The Indian seized the string, and without taking the trouble to remove it from his neck, pulled so violently that a red mark was produced on the soldier's skin. Suddenly a sudden pallor discoloured the prisoner's cheeks; the Sayotkatta advanced upon him, holding up in his hand a long-bladed, thin, and sharp knife. Then came a moment of indescribable agony for Leon, who felt his hair bathed in a cold perspiration, while his temples were contracted by pain. He saw the man with the knife attentively seeking on the victim's chest the position of the heart, and a smile of satisfaction passed over his lips when he had found it; then pressing very lightly the sharp point of the knife on the flesh, he drove it inch by inch, and as slowly as was possible, into the soldier's chest.

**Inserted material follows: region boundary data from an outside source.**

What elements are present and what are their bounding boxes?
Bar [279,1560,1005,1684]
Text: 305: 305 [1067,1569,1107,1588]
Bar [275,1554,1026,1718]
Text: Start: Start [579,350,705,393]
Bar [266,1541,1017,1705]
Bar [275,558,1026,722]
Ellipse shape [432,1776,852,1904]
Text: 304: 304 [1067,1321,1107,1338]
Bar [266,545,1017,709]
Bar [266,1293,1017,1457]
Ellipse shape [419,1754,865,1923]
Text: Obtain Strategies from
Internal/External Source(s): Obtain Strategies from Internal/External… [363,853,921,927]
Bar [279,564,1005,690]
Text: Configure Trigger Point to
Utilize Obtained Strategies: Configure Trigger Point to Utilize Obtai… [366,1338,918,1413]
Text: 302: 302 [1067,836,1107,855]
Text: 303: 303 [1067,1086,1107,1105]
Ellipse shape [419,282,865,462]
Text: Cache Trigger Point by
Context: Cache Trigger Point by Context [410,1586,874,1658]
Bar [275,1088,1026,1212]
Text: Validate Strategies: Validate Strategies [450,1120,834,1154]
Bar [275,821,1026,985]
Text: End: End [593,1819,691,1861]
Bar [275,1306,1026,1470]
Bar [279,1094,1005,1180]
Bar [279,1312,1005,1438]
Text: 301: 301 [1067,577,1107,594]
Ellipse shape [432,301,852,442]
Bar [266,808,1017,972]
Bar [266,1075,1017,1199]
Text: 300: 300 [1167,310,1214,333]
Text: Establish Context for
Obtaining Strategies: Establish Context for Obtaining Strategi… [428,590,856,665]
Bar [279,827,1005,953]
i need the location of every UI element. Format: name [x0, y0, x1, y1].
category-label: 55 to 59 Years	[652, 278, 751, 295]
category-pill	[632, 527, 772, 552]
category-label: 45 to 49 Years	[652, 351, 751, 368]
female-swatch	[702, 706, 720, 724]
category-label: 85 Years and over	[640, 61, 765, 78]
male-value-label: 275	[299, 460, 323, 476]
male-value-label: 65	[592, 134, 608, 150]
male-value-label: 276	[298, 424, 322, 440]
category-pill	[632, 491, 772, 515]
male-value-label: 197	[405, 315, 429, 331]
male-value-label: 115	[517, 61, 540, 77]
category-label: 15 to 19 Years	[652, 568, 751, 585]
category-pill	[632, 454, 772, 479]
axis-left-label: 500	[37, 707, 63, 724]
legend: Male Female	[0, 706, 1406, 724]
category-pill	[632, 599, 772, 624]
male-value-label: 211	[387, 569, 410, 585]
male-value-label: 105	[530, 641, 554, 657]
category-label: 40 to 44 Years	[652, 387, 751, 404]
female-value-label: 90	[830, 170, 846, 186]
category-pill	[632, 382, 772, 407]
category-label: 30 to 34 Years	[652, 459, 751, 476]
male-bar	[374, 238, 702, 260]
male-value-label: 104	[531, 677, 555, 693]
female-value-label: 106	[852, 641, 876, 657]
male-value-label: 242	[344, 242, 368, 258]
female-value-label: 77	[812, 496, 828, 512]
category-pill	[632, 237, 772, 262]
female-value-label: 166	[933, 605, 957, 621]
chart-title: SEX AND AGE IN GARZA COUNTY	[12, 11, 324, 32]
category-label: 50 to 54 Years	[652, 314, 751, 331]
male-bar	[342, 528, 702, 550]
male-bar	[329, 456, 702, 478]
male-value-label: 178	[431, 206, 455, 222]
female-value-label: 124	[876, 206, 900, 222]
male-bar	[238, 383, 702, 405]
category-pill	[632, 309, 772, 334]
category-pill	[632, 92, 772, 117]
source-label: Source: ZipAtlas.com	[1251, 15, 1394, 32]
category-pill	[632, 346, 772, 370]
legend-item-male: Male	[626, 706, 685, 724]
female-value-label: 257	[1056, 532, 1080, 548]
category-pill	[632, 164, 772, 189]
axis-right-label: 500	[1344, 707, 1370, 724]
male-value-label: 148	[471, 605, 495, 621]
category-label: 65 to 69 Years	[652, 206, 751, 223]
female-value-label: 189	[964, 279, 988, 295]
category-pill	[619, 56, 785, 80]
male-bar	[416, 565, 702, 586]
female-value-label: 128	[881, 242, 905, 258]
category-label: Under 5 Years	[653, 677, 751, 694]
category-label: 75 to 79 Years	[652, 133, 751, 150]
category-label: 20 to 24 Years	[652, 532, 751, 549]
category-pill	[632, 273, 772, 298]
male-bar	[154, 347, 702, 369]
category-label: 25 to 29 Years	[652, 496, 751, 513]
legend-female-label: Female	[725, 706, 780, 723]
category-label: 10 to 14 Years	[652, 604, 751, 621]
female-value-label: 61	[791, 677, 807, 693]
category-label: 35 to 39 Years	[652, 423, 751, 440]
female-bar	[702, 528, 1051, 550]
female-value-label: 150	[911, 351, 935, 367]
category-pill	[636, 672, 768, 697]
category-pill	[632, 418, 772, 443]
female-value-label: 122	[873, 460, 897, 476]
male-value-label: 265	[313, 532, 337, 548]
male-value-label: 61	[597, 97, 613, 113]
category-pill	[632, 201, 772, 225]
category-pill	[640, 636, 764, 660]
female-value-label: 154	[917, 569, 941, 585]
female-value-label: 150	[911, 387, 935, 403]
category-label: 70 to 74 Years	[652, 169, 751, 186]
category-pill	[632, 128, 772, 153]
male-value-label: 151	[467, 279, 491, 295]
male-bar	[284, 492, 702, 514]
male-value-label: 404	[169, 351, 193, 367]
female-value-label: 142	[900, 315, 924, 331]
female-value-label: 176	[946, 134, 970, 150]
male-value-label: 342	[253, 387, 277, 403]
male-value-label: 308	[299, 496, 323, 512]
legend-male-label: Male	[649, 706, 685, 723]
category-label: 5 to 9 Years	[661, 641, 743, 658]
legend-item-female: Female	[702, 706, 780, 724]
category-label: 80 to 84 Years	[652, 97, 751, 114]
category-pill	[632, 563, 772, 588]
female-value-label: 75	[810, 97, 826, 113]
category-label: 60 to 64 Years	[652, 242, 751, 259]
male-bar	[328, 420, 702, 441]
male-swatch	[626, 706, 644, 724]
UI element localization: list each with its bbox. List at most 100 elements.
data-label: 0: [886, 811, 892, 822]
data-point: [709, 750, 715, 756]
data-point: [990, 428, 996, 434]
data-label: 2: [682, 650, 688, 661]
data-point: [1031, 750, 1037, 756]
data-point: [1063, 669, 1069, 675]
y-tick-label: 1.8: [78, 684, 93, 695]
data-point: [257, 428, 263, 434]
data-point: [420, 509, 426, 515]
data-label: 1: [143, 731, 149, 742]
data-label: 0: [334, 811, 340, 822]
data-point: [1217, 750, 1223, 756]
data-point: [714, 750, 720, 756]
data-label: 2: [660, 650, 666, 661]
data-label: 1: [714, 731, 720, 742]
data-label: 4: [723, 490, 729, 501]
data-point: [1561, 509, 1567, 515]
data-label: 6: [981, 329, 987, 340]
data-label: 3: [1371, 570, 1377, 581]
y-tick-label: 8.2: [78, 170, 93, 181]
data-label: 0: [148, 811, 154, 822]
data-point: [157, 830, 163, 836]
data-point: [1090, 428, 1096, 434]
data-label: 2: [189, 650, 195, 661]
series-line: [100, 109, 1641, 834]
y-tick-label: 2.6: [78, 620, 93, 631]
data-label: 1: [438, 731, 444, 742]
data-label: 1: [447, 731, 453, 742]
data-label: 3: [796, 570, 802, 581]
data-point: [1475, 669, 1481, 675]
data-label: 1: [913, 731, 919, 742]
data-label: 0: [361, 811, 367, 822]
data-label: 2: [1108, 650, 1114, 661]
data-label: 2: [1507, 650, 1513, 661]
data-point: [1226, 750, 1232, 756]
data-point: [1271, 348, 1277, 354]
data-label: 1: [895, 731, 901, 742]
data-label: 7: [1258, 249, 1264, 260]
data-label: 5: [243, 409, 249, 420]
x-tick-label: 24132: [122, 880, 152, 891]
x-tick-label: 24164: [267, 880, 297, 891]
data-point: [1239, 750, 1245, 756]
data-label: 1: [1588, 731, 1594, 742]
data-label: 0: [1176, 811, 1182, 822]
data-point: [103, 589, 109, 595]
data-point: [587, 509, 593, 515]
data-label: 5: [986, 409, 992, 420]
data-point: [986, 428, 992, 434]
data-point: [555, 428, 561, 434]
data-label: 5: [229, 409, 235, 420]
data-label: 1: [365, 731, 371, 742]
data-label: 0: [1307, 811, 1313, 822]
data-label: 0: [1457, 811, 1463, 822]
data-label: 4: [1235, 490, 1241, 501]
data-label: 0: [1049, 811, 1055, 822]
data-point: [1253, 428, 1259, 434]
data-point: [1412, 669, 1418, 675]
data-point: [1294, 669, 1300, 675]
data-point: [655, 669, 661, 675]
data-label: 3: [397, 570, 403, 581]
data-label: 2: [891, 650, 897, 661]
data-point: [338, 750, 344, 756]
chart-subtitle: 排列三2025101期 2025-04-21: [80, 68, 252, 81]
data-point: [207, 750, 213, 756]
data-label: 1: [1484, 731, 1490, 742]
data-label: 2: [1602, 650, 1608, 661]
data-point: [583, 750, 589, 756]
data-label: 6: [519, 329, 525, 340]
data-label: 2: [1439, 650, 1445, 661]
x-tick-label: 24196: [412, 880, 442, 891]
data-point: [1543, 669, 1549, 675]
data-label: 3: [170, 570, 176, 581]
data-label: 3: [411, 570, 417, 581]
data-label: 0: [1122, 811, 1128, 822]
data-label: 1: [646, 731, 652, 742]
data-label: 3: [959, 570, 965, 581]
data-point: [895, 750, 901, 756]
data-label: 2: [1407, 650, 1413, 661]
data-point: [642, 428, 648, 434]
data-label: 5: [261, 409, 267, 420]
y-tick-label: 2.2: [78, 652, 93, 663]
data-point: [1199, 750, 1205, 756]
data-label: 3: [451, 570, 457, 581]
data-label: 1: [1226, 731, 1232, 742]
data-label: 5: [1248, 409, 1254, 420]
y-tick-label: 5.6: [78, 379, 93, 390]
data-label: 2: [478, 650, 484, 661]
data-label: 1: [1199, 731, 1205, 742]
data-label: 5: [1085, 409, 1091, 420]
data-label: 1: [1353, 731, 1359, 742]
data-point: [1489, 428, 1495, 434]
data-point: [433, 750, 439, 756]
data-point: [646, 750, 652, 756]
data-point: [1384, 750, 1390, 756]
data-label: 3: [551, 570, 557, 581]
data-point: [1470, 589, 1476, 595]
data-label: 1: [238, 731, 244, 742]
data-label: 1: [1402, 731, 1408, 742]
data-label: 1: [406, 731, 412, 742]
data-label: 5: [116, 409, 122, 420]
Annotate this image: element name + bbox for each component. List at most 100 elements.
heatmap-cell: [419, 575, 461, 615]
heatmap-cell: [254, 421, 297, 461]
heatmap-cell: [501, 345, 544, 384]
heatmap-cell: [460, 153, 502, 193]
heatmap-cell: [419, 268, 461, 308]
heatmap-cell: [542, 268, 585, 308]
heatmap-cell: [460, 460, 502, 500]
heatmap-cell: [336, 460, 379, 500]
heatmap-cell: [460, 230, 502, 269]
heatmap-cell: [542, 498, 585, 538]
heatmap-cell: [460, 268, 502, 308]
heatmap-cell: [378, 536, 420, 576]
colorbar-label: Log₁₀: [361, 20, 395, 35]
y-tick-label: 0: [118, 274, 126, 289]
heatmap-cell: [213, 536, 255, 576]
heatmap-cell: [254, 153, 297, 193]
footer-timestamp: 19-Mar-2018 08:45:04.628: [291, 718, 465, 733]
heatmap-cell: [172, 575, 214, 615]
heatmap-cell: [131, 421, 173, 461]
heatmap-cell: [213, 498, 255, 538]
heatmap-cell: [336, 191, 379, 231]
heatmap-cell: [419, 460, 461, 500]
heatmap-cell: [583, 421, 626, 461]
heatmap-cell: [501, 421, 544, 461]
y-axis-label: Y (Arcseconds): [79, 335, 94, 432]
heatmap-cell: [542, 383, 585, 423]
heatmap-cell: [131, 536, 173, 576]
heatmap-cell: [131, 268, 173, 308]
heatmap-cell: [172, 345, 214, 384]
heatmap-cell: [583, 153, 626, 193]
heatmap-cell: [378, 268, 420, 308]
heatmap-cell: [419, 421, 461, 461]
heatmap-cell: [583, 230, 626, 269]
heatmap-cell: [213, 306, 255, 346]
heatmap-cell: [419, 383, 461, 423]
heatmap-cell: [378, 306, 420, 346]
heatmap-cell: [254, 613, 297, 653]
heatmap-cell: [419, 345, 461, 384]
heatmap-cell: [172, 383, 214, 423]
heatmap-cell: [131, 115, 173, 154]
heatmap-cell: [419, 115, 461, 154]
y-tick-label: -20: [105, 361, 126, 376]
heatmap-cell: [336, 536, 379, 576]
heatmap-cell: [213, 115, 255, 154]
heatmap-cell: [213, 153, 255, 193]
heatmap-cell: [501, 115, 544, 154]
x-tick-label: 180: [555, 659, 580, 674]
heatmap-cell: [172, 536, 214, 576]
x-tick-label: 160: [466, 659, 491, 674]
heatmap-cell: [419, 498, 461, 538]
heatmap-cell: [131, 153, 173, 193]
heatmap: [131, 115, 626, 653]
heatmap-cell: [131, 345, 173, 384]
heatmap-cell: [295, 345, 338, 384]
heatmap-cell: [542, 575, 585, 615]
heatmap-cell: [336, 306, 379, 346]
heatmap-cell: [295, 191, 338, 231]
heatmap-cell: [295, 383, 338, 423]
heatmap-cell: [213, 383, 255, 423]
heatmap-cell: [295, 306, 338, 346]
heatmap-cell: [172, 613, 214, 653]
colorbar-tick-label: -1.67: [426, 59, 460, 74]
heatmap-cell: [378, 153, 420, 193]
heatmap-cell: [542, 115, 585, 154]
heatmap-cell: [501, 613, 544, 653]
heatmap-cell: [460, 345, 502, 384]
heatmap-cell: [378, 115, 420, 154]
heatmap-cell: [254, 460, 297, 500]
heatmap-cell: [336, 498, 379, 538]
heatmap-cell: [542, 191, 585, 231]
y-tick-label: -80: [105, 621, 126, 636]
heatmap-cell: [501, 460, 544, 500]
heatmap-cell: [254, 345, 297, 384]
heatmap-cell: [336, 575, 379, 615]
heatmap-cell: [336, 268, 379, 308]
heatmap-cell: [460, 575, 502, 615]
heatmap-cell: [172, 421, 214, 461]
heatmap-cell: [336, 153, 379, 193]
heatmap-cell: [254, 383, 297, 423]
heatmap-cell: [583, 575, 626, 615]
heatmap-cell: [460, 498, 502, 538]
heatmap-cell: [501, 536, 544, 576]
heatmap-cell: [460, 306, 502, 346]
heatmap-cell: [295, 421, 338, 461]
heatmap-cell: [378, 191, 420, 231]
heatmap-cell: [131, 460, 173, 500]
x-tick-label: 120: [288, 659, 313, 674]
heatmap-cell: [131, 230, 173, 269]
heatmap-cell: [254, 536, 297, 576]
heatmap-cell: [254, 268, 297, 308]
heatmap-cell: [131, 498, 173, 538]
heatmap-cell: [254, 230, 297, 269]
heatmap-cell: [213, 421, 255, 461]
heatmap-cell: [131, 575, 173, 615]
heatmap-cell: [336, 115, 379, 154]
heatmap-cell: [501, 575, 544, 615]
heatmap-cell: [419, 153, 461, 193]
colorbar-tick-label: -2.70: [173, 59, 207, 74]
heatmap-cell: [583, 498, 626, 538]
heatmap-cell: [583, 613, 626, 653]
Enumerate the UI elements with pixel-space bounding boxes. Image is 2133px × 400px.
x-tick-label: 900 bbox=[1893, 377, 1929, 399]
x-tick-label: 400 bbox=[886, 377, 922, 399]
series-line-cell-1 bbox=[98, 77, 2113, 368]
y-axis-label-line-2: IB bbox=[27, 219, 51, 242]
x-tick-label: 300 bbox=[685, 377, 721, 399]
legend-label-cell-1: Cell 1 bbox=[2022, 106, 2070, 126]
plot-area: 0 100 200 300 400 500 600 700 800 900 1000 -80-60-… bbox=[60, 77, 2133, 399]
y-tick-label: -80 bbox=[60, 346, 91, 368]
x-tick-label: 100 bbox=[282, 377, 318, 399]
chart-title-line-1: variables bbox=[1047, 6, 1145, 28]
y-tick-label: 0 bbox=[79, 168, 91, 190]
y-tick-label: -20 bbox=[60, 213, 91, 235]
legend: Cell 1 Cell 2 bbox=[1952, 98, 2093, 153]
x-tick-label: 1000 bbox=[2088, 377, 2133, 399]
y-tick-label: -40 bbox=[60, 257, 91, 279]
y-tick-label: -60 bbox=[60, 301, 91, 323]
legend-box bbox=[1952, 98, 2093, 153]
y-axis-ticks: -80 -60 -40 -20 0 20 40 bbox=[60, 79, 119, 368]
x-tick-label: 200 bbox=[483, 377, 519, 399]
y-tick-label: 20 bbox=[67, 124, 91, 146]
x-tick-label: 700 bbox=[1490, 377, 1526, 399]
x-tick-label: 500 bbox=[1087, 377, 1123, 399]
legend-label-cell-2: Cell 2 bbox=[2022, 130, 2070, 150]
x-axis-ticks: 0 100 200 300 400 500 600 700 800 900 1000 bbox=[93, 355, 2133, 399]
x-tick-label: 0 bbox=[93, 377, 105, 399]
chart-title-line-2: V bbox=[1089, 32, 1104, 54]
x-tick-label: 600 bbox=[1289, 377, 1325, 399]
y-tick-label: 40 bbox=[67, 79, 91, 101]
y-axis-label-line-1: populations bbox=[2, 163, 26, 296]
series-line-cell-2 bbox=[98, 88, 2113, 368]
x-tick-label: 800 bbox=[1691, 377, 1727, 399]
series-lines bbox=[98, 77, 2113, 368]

The latter kept his enormously dilated eyes fixed on those of the Sayotkatta, all whose movements he watched; ere long the pallor that covered his features became now livid, his lips blanched, and he threw himself back, stammering—

"Santa Maria, ora pro nobis!"

The Sayotkatta was pressing the hilt of the knife against the body, and the Indians struck up a mournful hymn. The knife was drawn out—a jet of blood came from the wound—a convulsion agitated the body, which the piaies supported in their arms, and all was over. The lancero was dead!

Leon bit his poncho to prevent his crying out. A hundred times had the captain of the smugglers' band braved death in his encounters with the custom's officers and lanceros, and his arm had never failed him when he was obliged to cleave a man's head with a sabre cut, or level him by the help of his rifle, but at the sight of the cowardly and cruel assassination being performed he stood as if petrified by disgust and horror. He gave a start when the lancero drew his last breath; but Diego, who was watching him, went up to him.

"Silence! or you are a dead man," he said.

Leon restrained himself, but he had not reached the end of his amazement yet. The piaies raised the corpse, laid it on the stone table, after removing the rest of the clothes, and the Sayotkatta pronounced a few mysterious words, to which the Indians replied by chanting.

Then the latter, taking his knife up again, cut the victim's chest down the whole length, and examined with scrupulous attention the liver, heart, and lungs, which he pulled out to lay on the prepared pyre. All at once he turned round and addressed the spectators with an inspired accent—

"Sons of Chemiin, Guatechu protects you. Everything is favourable, and our cruel enemies will at length fall under our blows."

Then one of the piaies collected in a vessel the blood which dripped from the table, and carefully placed it outside. It was not enough to have mutilated the corpse. This horrible butchery was succeeded by an operation which completely froze Leon's blood, and he could hardly restrain the feeling of repulsion which the hideous spectacle aroused in him.